Der Bundesrat hat kürzlich dem Parlament seinen Vorschlag präsentiert, wie er Privatbestechung stärker ahnden will. Dafür wurden zwei massgebliche Hürden gesenkt. Zum einen soll die Bestechung Privater von Amtes wegen verfolgt werden und nicht nur, wenn ein Betroffener eine Strafanzeige einreicht. Zum anderen soll Korruption auch dann geahndet werden, wenn sie in der Wirtschaft nicht zu Wettbewerbsverzerrungen führt, wie der Bundesrat schreibt.

Hohe Hürden für Verfolgung

Die Verschärfung begründet die Landesregierung unter anderem mit den in der Schweiz ansässigen Sportverbänden, die Drehscheibe wirtschaftlicher und finanzieller Interessen seien und deren Entscheide verschiedentlich durch Korruptionsskandale in Verruf gekommen seien. Die Reform ist so sehr auf die Sportverbände zugeschnitten, dass Jérôme Valcke, Generalsekretär des Weltfussballverbandes Fifa, von einer «Lex Fifa» sprach.

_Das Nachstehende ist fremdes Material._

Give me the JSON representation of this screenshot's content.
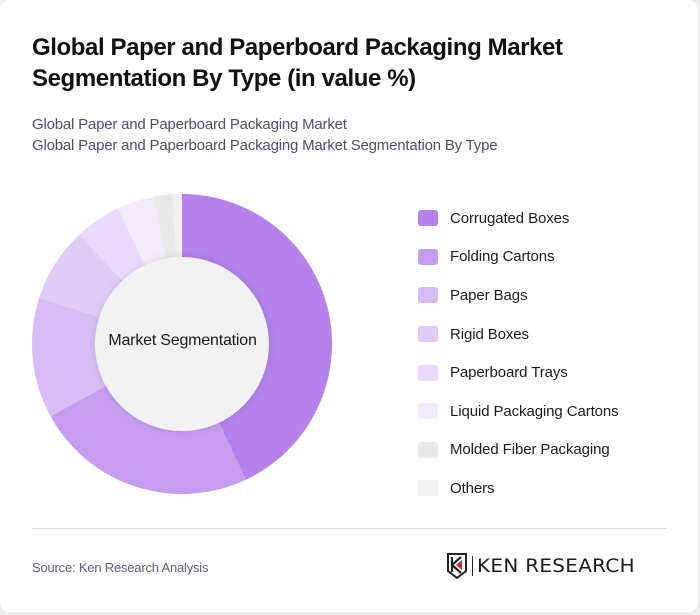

Fürchten müssen sich die Sportverbände aber nicht. Denn die Hürden, um die Bestechung eines Sportfunktionärs verfolgen zu können, bleiben hoch. So muss bei der Straftat ein Bezug zum Schweizer Recht bestehen.

Das heisst, entweder muss ein Teil der Delikte auf Schweizer Boden begangen werden, oder einer der Beteiligten – Bestechender oder Bestochener – muss Schweizer sein. Die Sportverbände selbst sind fein raus, sobald sie einen Ethik-Kodex haben, der Korruption verdammt.

Geringes Risiko

«Das Gesetz lässt sich recht leicht umgehen», sagt SVP-Nationalrat Roland Rino Büchel. «Es ist ein Papiertiger.» Der St. Galler weiss, wovon er spricht, er war selbst lange im Sportmarketing tätig. Das Risiko für Bestechung im grossen Stil besteht laut Büchel heute vor allem bei der Vergabe von grossen Sportanlässen.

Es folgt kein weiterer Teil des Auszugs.